I’ve seen things. Horrible things.
I was just a naive young volleyball net once. Eager to help people play a sport, have a fun time, maybe make some new friends. But now I’m a shell of the net I once was. The spark beaten out of me by half full red solo cups and empty bottles of Axe body spray.
I’ve spent entire weeks waiting for a used condom to get blown off of my netting by the wind. I once saw two guys fist bump each other after questioning why there isn’t a “White History Month.” From listening to their conversations for the first few days, I thought women were just lifeless sex robots that were only activated by cheap beer and atrocious sounds (which I later learned was the music of Drake). It was only after witnessing my first party that I realized that they were also human beings.

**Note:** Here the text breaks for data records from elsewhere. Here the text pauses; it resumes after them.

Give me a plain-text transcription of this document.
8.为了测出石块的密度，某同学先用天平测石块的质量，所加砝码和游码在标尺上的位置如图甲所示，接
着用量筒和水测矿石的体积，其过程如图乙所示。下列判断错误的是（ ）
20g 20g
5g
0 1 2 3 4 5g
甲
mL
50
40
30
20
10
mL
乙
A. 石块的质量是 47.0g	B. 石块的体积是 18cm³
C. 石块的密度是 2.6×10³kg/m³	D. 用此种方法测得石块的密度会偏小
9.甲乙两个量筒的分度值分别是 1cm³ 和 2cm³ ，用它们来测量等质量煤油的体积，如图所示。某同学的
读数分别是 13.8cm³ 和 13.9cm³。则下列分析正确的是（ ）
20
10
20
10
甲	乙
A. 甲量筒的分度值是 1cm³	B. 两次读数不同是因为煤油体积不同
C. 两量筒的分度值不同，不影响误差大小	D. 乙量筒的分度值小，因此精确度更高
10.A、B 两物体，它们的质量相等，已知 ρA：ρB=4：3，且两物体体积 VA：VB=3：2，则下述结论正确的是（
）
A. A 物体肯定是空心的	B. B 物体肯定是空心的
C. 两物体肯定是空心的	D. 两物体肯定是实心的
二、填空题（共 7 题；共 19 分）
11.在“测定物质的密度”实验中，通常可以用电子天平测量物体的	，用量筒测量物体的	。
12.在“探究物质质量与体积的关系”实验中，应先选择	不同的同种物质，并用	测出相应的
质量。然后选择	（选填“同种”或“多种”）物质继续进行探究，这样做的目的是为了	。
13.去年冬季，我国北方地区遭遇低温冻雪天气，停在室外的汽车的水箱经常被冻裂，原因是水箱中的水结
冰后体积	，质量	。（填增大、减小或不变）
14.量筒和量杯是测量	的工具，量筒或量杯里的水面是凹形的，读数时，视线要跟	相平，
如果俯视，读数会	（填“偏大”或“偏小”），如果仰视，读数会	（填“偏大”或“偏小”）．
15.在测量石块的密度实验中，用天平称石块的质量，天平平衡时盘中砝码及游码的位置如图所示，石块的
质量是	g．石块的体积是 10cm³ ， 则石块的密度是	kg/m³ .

Do you know how much ejaculate it takes to fill up an empty bottle of Crystal Palace? I do. I’ve watched more freshman boys consume fecal matter than one volleyball net should ever have to endure. My memory has blocked out the entirety of 2007. I have no idea what happened that year but when I think about it really hard all I can remember is the sound of a billy goats bleating. I’ve spent too many sleepless nights trying to connect those dots.
I sit here all day, gazing at the empty beer cans and cigarette butts and dried crusty vomit littering the sand beneath me, and I can’t find one goddamn thing keeping me sane in this world. Where are all the shirt sleeves? WHERE DAMNIT?!!
Every day I awake to a fresh hell. I’ve witnessed too many arguments about why Obama “sucks dick” occur in broad daylight. I don’t even think these people own a goddamn volleyball.
Once, an incident involving jungle juice and a faulty tractor lead to me being covered in gasoline. I longed for a still burning cigarette to be littered in my vicinity so I could leave this world in a blaze of disgusting-smelling flames.
I can’t talk about this anymore. The pain is too raw. Please-just leave me to live out the rest of my volleyball game-less days in peace.